Miller found that his characters who may well be considered bizarre, tortured, over the top, and angst-ridden are actually like everyone else... that is abnormal.

“We all have a side who show to others, and we all have our fantasies, our secret garden. My charactes act out their fantasies, because I’m a filmmaker. There has to be a certain amount of dramatic content, after all. And as nothing happens to happy people, I portray unhappy people. Either they act out their fantasies or their inner world takes a beating,” he once told me.

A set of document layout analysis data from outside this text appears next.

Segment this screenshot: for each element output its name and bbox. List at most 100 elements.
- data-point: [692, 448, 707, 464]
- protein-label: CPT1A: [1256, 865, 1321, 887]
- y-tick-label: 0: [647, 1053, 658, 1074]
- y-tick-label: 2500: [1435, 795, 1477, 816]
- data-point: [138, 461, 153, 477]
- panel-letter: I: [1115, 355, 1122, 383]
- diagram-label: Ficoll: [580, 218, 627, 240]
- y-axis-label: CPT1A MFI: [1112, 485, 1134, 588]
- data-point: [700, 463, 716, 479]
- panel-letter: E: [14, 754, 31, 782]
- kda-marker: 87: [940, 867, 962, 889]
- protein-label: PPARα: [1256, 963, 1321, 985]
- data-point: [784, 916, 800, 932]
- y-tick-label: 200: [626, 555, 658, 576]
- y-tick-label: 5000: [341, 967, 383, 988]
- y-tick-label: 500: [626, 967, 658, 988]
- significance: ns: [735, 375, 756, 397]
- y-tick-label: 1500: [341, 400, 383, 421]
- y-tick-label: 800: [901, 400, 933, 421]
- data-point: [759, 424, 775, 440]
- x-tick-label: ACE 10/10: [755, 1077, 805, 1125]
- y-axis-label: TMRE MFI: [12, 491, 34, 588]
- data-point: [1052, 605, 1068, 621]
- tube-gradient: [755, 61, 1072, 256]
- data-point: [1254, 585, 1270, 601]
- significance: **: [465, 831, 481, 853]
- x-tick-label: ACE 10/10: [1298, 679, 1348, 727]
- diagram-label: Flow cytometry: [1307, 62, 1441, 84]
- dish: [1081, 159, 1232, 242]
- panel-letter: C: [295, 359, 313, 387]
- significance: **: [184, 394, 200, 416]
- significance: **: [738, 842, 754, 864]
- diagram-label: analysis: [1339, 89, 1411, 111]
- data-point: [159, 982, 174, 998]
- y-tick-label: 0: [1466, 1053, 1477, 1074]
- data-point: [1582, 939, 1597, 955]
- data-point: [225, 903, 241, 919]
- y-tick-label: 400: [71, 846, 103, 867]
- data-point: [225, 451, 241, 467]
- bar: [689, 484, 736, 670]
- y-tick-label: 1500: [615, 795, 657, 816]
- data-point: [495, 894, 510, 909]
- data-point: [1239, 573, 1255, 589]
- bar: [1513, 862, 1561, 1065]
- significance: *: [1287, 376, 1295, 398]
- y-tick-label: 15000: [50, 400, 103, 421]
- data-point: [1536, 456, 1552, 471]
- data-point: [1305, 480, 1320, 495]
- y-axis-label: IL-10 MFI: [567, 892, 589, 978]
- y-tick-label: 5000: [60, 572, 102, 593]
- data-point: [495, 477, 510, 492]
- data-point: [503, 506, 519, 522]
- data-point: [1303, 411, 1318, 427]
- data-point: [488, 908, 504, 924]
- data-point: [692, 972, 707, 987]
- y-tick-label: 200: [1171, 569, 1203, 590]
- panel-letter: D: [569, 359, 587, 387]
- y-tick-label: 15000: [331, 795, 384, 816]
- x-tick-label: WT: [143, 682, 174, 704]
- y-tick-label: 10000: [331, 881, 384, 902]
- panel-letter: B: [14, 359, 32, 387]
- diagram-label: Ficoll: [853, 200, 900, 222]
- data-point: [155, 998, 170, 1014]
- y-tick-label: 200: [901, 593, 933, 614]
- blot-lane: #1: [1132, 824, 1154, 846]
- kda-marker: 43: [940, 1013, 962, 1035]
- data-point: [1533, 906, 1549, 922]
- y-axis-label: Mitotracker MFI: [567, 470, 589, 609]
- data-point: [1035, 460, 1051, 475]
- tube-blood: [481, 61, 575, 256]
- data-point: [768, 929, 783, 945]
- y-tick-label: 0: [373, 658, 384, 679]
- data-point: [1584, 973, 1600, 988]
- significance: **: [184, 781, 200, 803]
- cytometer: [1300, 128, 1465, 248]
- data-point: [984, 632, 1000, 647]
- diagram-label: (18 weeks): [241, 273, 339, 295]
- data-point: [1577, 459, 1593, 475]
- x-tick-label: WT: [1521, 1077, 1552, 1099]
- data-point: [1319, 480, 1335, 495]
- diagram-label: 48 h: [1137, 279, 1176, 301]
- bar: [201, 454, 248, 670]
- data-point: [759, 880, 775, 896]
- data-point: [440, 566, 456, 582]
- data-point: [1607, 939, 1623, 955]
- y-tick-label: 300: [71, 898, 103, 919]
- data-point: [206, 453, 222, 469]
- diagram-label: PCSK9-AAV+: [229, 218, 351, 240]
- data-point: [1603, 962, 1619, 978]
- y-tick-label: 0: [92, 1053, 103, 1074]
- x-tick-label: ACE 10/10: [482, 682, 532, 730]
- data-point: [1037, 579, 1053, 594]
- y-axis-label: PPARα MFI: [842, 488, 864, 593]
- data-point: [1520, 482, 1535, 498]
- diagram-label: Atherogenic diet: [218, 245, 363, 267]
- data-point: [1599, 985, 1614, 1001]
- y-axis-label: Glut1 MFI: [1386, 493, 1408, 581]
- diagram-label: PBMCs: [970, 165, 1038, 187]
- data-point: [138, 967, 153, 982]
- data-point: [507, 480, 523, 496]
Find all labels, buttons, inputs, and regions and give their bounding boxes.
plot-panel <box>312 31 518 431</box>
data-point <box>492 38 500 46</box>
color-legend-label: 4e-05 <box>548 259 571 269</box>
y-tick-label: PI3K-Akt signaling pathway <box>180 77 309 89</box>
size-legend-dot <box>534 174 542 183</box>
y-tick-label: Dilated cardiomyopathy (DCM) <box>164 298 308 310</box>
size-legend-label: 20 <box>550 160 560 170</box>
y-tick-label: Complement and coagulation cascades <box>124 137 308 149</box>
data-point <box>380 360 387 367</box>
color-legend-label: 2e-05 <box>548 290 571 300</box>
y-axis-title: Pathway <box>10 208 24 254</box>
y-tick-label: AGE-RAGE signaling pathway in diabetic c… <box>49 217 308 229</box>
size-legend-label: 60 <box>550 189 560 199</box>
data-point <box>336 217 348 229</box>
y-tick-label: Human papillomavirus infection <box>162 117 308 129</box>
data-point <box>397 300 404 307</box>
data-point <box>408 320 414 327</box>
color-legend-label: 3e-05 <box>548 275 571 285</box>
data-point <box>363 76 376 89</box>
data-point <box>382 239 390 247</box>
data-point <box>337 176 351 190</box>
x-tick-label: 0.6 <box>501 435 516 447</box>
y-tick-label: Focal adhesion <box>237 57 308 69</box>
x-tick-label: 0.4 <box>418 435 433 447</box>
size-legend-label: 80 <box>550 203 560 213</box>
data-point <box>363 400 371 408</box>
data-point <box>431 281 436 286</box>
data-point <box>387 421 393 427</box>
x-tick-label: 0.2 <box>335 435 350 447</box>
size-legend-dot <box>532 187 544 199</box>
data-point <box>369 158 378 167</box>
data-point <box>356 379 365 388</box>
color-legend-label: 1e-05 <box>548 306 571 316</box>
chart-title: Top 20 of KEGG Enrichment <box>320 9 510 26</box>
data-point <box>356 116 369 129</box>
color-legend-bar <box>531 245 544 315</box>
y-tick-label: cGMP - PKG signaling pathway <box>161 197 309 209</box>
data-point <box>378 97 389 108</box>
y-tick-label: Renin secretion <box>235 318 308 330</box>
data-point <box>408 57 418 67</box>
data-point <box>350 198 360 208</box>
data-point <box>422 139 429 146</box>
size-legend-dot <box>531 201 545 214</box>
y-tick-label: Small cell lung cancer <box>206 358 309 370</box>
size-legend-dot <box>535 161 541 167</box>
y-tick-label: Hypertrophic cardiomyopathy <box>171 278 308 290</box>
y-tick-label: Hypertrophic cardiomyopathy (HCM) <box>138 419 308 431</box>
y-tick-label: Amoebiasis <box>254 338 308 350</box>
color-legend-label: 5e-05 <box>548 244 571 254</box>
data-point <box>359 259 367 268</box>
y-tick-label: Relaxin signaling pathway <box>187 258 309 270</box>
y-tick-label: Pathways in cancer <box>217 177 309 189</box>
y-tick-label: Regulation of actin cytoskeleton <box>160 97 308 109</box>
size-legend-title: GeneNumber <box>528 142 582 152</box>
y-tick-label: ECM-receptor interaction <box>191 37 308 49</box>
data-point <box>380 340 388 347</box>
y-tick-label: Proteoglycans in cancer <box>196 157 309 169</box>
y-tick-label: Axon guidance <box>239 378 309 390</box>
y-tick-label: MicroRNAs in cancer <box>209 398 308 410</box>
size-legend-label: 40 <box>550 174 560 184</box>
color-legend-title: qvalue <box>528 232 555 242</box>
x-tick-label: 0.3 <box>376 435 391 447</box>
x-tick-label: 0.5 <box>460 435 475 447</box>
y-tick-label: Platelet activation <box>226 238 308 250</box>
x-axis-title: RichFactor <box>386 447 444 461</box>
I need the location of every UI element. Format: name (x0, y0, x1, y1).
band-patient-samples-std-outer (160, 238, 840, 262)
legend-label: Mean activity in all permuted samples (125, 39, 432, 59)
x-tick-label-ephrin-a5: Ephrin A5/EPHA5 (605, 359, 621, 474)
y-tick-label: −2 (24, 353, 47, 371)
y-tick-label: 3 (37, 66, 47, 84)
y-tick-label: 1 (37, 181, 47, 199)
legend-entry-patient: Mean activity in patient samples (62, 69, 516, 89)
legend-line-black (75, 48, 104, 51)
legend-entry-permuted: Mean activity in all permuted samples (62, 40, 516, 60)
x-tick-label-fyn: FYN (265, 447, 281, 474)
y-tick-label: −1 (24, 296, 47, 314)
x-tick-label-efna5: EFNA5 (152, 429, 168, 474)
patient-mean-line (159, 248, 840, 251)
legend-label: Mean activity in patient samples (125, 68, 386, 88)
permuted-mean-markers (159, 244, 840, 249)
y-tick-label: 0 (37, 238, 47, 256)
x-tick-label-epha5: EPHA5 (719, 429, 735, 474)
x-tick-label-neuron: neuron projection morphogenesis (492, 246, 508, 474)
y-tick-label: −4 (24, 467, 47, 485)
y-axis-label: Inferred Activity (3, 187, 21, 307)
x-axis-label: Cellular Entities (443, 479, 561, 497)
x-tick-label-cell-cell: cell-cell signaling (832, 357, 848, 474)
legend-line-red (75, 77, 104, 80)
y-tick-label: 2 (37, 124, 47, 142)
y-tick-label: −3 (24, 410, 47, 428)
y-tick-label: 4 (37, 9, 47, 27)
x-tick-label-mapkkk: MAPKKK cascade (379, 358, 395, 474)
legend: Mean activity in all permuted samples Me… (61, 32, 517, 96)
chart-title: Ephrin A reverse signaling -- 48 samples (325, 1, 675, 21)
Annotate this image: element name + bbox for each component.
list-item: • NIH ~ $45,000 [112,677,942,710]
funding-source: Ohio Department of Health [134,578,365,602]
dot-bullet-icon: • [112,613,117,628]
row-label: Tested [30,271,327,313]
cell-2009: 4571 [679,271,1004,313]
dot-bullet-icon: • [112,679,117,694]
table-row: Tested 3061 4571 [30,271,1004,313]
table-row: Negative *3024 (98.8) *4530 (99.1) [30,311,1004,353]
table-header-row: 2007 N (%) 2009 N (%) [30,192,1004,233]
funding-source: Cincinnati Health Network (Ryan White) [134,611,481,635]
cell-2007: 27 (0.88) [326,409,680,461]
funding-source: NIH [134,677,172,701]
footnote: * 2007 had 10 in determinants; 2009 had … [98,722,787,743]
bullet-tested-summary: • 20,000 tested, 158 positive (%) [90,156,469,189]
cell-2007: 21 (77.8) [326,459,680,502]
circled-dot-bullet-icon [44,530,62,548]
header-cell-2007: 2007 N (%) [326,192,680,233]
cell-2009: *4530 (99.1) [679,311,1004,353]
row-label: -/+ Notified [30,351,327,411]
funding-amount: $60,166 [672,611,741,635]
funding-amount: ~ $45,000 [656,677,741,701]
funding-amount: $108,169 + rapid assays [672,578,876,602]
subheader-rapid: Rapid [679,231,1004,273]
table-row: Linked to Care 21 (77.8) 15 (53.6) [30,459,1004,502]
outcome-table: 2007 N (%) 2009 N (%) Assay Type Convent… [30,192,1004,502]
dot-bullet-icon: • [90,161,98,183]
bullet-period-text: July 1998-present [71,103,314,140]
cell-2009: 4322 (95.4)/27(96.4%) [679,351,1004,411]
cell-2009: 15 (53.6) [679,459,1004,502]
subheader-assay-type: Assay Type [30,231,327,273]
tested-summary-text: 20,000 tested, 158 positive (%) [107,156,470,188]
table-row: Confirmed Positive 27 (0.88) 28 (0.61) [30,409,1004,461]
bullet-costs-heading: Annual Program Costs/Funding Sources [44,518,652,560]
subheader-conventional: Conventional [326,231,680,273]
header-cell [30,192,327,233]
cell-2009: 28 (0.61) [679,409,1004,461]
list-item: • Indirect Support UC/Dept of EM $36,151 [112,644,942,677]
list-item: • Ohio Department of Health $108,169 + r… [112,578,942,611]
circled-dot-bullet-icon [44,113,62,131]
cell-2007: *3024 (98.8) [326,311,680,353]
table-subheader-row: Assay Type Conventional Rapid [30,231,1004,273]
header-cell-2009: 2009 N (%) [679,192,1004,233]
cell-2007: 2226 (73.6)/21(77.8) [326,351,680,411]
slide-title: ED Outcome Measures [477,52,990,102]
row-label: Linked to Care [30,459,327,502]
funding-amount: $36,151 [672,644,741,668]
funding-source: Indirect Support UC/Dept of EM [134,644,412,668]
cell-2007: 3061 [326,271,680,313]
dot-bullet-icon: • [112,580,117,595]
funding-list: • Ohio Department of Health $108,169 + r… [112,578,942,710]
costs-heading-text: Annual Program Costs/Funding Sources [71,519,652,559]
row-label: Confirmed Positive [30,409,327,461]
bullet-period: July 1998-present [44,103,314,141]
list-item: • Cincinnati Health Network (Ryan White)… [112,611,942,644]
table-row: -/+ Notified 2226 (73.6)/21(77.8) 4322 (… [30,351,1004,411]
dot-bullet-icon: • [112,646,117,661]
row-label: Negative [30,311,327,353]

The director worked with his wife Annie as his producer and the pair together attended the French Film Festival UK. Their company, Les Films de la Boissiere produced not only his work but the work of other film-makers. The relationship is mutually supportive. "Working with Claude is different, that's for sure. I don't produce films by other directors in the some way. With Claude and especially with his films, I'm in a special position because I understand all his expectations and his fears. I know the difficulties that a subject like this poses for him. But it's my impression that La classe de neige is the end of a cycle and that it will be his last film on childhood," she said once.

Miller acted as an ambassador for the French and European cinema and travelled extensively. Class Trip was presented to considerable acclaim at the Cannes Film Festival where he was awarded a special jury prize by Martin Scorsese.

His last project was an adaptation of Francois Mauriac’s novel Thérèse Desqueyroux starring Audrey Tautou and Gilles Lellouche that will be released in France in the autumn and has been requested for this year's edition of the French Film Festival UK.

International recognition was only fitting for a director whose body of work is remarkable and arresting. In an age when the power of the moving image is taken for granted, Miller made his choices meticulously, and never insulted the intelligence of his audience. Miller is survived by his wife Annie and son Nathan, with whom he co-directed 2009 release I'm Glad that my Mother is Alive and which Nathan presented at the Glasgow Film Festival.